Standing on the Roof of Antiquity

Robert Martin volunteered to paint the Bowery Mission, and this is what he wrote about the event. 


It was early Saturday morning…from low on the horizon, the bright sun used buildings to cast a thick shade over the littered sidewalks of the infamous street known simply as Bowery. I walked downstairs from my room on the fifth floor of Bowery Mission and watched a young woman tape a sign to the front door which read, “White Roof Volunteers-Upstairs Conference Room.” As dozens of volunteers poured into the conference room staging area, I met Loretta. She was our exuberant commander of logistics for the next three days. On the large dry-erase board, roof areas were carefully divided into sections, and individuals were assigned to various teams. This project was huge. Earlier in the week, when I was asked to “help some folks paint the roof on Saturday,” I had no idea my experience would evoke such a deep reflection on the human spirit and civic virtue as scholars of Western Civilization view it to be.


The heroic aspirations of White Roofs correspond to the elements and structure of Greek Comedy. Athenian drama was closely connected to the political and religious life of the state that sponsored it. In the setting of Tragedy, the social and political climates of a city seem to be quite stable…and then a sudden fall occurs. Tragedy can warn us about how the consequences of greed, pride, or injustice can lead the heroic man or woman to destruction. Comedy, on the other hand, begins within a long-entrenched condition of social oppression or popular discontent…until the comic hero (poneros) brings about a change or liberation. Comedy was crude, outspoken, and full of absurdity. It expressed themes of sex, the good old days, the nightmares of politics, the sadness of wartime, etc. The comic hero was typically an everyday citizen or group of citizens that had an elaborate plan to change the status quo. They took action. In Aristophanes’ Peace, the comic hero, elderly Trygaeus, is angry about the disruption of social harmony caused by the Athenian men being away at war with Sparta. The women are lonely, and there hasn’t been a festival or a marriage in years. Trygaeus recalls from a myth that a Dung Beetle can fly from earth to Olympus. So, he plans to pay Zeus a visit and demand that Peace be sent back to Athens.
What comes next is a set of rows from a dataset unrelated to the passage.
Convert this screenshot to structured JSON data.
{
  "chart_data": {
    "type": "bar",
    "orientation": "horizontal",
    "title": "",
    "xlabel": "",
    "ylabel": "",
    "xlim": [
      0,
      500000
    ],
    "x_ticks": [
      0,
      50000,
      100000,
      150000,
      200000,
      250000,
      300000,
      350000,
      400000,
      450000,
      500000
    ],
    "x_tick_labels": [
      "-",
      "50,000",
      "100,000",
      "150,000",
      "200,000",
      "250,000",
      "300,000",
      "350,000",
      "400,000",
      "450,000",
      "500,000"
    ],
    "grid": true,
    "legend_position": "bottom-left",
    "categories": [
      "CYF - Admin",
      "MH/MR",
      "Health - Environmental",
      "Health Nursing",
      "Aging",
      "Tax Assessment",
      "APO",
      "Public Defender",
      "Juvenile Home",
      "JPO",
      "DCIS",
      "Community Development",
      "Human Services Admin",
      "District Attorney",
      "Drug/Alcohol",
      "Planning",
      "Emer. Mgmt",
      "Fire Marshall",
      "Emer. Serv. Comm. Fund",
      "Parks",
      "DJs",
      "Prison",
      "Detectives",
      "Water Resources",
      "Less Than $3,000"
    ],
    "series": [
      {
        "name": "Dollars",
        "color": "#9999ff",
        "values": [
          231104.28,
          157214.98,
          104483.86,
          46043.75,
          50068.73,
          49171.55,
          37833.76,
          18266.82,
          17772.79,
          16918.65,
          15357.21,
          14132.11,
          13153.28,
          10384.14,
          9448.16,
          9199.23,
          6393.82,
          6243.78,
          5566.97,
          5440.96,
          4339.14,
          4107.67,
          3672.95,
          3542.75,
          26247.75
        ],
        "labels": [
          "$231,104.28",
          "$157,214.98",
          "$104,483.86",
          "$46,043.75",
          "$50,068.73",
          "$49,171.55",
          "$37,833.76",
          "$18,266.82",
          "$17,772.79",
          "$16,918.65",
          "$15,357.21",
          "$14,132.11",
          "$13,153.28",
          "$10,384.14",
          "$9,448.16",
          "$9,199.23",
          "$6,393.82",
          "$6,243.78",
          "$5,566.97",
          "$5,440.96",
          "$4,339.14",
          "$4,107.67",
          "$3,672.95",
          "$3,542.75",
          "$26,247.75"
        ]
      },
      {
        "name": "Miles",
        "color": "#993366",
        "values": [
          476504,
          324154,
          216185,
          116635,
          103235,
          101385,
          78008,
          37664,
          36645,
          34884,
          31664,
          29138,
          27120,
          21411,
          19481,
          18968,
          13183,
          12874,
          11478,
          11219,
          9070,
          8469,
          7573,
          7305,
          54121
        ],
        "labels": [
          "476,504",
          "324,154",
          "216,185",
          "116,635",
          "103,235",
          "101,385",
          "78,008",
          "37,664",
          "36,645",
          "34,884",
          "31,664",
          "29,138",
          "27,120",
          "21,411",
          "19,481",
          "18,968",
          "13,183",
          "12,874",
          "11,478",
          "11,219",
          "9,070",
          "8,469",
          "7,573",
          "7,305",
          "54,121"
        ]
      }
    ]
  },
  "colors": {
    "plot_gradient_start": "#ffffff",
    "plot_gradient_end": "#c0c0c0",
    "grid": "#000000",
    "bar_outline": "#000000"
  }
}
After a hilarious scene where two servants complain about being given the task of feeding stinky dung to the beetle, our hero saddles up and safely ascends to the realm of the gods. He prevails upon Zeus. Peace is sent back to earth. Trygaeus marries Mayfair, and a festival symbolizes the successful return to happy life.

Juan Carlos Pineiro Escoriaza, (Founder of White Roofs) and a large group of NYC citizens have an elaborate plan to fight the sun. They heard in a myth that by painting a roof white, the sun’s heat can be diverted, thereby saving energy and striking a counterblow to the advance of Global Warming. People of all classes aspire to transform Gotham City into a sprawling ivory deflection shield…one roof at a time. Here at Bowery Mission, the determined heroes took up small arms…they fought with brooms, hoses, rollers, and brushes. Young students fought next to established professionals. Connected by a lofty purpose, all were transformed from a lifestyle previously insulated from the rigors of battle into seasoned warriors. White stains on skin and clothing became war paint and camouflage. As the photographer met Juan Carlos and I at the highest part of the Bowery Mission roof to take a picture, we spontaneously raised our spear length roller sticks above our heads and faced off at each other in a “Lord of the Rings” fight pose. Spirits were high! The roof, now an ocean of white, reflected the sun’s powerful rays directly into our eyes, threatening snow blindness. The plan was working! Intense glare symbolized the glory of our success.

Plato believed that, to escape the effects of corruption and false ideology, the best kind of city (kallipolis) needs to be governed by virtuous and wise philosophers. The virtue of Justice dictates that every person is significant and that we share responsibility for the city we live in. This concept was invented by the Greeks and became what Western Civilization has come to know as Civic Duty. Incidentally, the actual manual labor and outdoor rooftop setting of the White Roof operation participates in Plato’s first phase of education, the Gymnastic. The idea being that a person can’t learn the subsequent phases of Music and Philosophy correctly if the student hasn’t first thoroughly experienced the realities of nature and the physical world. At the very least, the White Roof work project invites the citizen to step out of his/her comfort zone of technology and noise and enter into a meditative experience.

Like layers of paint, a community project like White Roofs has many layers of significance. Significance occurs anytime our experience touches something universal. What was true about Beauty, Courage, or Civic Virtue in the time of Plato and Pericles is still true today.


Trygaeus and Juan Carlos have both set an example that people can do something about a long-standing problem. No matter how giant a problem may appear, the human spirit has the audacity to believe it can oppose it. So let the City give ear to the heroes of the past and to the warriors of the present. When you see something unpleasant (like a drunk homeless person begging for money), or something threatening (like Global Warming or Economic Downturn), don’t wait for someone else to take the initiative to handle it. Engage it! Take courage…and be the hero of your own drama.